Tuesday, August 27, 2013

DOJ Let's Halliburton off the Hook for Destroying Gulf Oil Spill Evidence

It seems possible that Halliburton Energy Services didn't what it's three-dimensional computer simulations of what when wrong in the Macondo Well blow-out to get into the hands of federal prosecutors. The simulations were destroyed and the DOJ filed criminal charges against Halliburton for this destruction of evidence. Halliburton was subsequently allowed to settle with the DOJ, pleading to one count of destroying evidence. Sen. John McCain is among those who feel that justice was not being served here. The following excerpt is from E&E News. A link to the full article is found below as is a PDF copy of Sen. McCain's letter.

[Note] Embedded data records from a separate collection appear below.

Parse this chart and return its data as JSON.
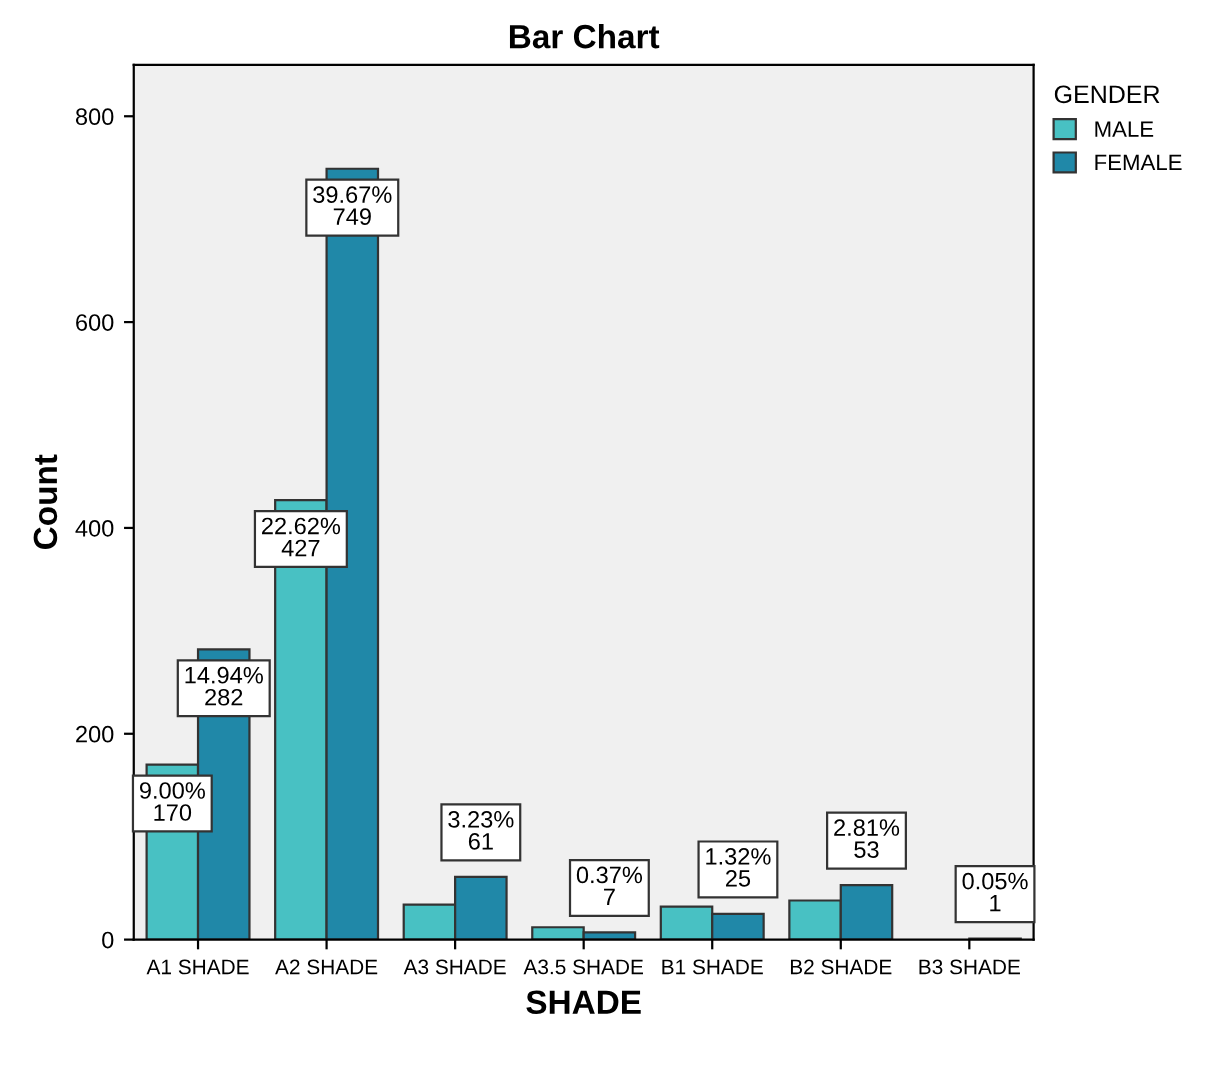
{
  "chart_data": {
    "type": "bar",
    "title": "Bar Chart",
    "xlabel": "SHADE",
    "ylabel": "Count",
    "legend_title": "GENDER",
    "categories": [
      "A1 SHADE",
      "A2 SHADE",
      "A3 SHADE",
      "A3.5 SHADE",
      "B1 SHADE",
      "B2 SHADE",
      "B3 SHADE"
    ],
    "series": [
      {
        "name": "MALE",
        "color": "#48c1c3",
        "values": [
          170,
          427,
          34,
          12,
          32,
          38,
          null
        ],
        "value_labels": [
          "9.00%\n170",
          "22.62%\n427",
          null,
          null,
          null,
          null,
          null
        ]
      },
      {
        "name": "FEMALE",
        "color": "#2088a8",
        "values": [
          282,
          749,
          61,
          7,
          25,
          53,
          1
        ],
        "value_labels": [
          "14.94%\n282",
          "39.67%\n749",
          "3.23%\n61",
          "0.37%\n7",
          "1.32%\n25",
          "2.81%\n53",
          "0.05%\n1"
        ]
      }
    ],
    "ylim": [
      0,
      850
    ],
    "yticks": [
      0,
      200,
      400,
      600,
      800
    ],
    "grid": false,
    "legend": "top right"
  }
}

Republican questions Halliburton's Gulf spill settlement
Jeremy P. Jacobs, E&E reporter
Published: Thursday, August 1, 2013
Arizona Sen. John McCain today expressed deep concerns about the Department of Justice's recent settlement with Halliburton Energy Services Inc. over the destruction of evidence following the 2010 Deepwater Horizon oil spill.

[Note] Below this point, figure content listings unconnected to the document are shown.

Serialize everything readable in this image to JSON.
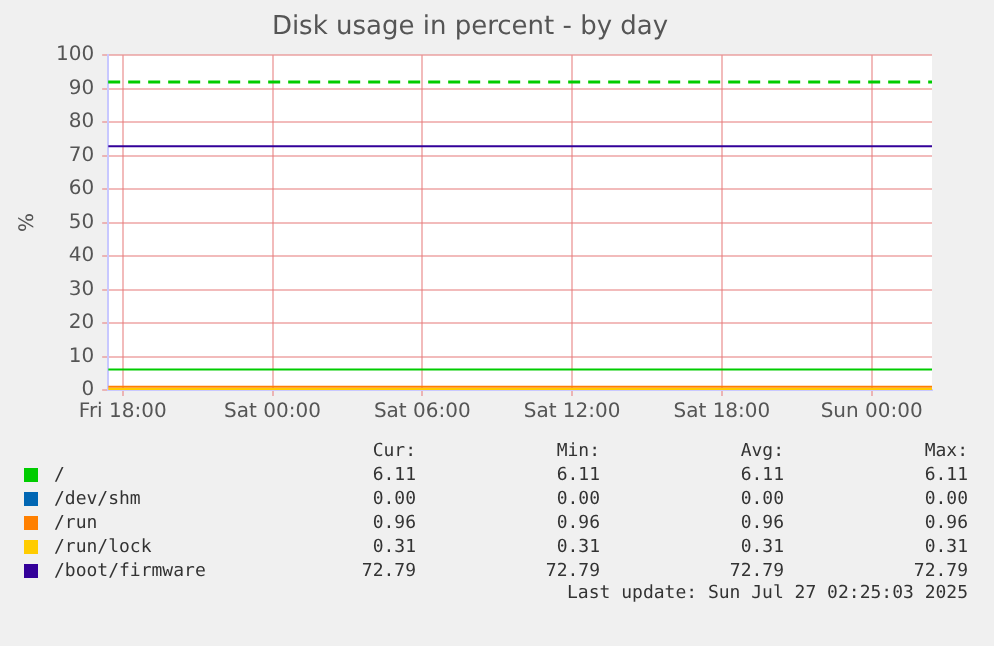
{
  "chart_data": {
    "type": "line",
    "title": "Disk usage in percent - by day",
    "ylabel": "%",
    "x": [
      "2025-07-25T17:25",
      "2025-07-27T02:25"
    ],
    "xlim": [
      "2025-07-25T17:25",
      "2025-07-27T02:25"
    ],
    "xticks": [
      {
        "value": "2025-07-25T18:00",
        "label": "Fri 18:00"
      },
      {
        "value": "2025-07-26T00:00",
        "label": "Sat 00:00"
      },
      {
        "value": "2025-07-26T06:00",
        "label": "Sat 06:00"
      },
      {
        "value": "2025-07-26T12:00",
        "label": "Sat 12:00"
      },
      {
        "value": "2025-07-26T18:00",
        "label": "Sat 18:00"
      },
      {
        "value": "2025-07-27T00:00",
        "label": "Sun 00:00"
      }
    ],
    "ylim": [
      0,
      100
    ],
    "yticks": [
      0,
      10,
      20,
      30,
      40,
      50,
      60,
      70,
      80,
      90,
      100
    ],
    "grid": true,
    "legend": "bottom",
    "series": [
      {
        "name": "/",
        "color": "#00cc00",
        "values": [
          6.11,
          6.11
        ]
      },
      {
        "name": "/dev/shm",
        "color": "#0066b3",
        "values": [
          null,
          null
        ]
      },
      {
        "name": "/run",
        "color": "#ff8000",
        "values": [
          0.96,
          0.96
        ]
      },
      {
        "name": "/run/lock",
        "color": "#ffcc00",
        "values": [
          0.31,
          0.31
        ]
      },
      {
        "name": "/boot/firmware",
        "color": "#330099",
        "values": [
          72.79,
          72.79
        ]
      }
    ],
    "ref_lines": [
      {
        "axis": "y",
        "value": 92,
        "color": "#00cc00",
        "line_style": "dashed"
      }
    ],
    "annotations": [
      "Cur:",
      "Min:",
      "Avg:",
      "Max:",
      "6.11",
      "6.11",
      "6.11",
      "6.11",
      "0.00",
      "0.00",
      "0.00",
      "0.00",
      "0.96",
      "0.96",
      "0.96",
      "0.96",
      "0.31",
      "0.31",
      "0.31",
      "0.31",
      "72.79",
      "72.79",
      "72.79",
      "72.79",
      "Last update: Sun Jul 27 02:25:03 2025"
    ]
  }
}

The Republican asked DOJ several questions about how the $200,000 settlement came about and whether it is sufficient given the nature of the allegations. [SNIP]

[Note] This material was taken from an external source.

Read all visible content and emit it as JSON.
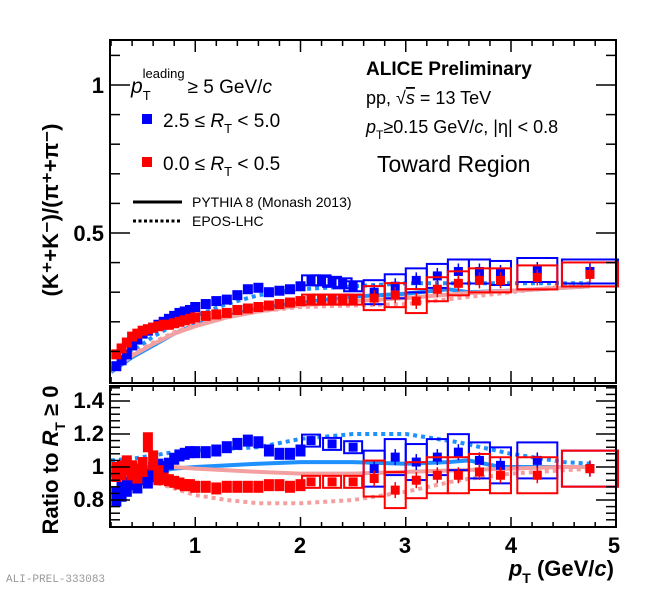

Halliburton admitted to one count of destroying evidence and agreed to pay the maximum statutory penalty of $200,000. Additionally, Halliburton faces three years of probation and has agreed to cooperate with DOJ's ongoing investigation into the Gulf of Mexico explosion and spill that killed 11 rig workers.
The settlement stems from three-dimensional computer simulations that Halliburton ran after the blowout on the Macondo well. Engineers were trying to determine whether BP PLC's decision to use fewer centralizers around the well's casings than Halliburton had recommended may have caused the blowout. [SNIP]
"Why did DOJ settle this case for such a relatively small fine rather than choose to prosecute Halliburton to the full extent of its culpability in the Deepwater Horizon disaster?" McCain asked.
McCain also raised questions about Halliburton's decision to contribute $55 million to the National Fish and Wildlife Foundation separate from the settlement.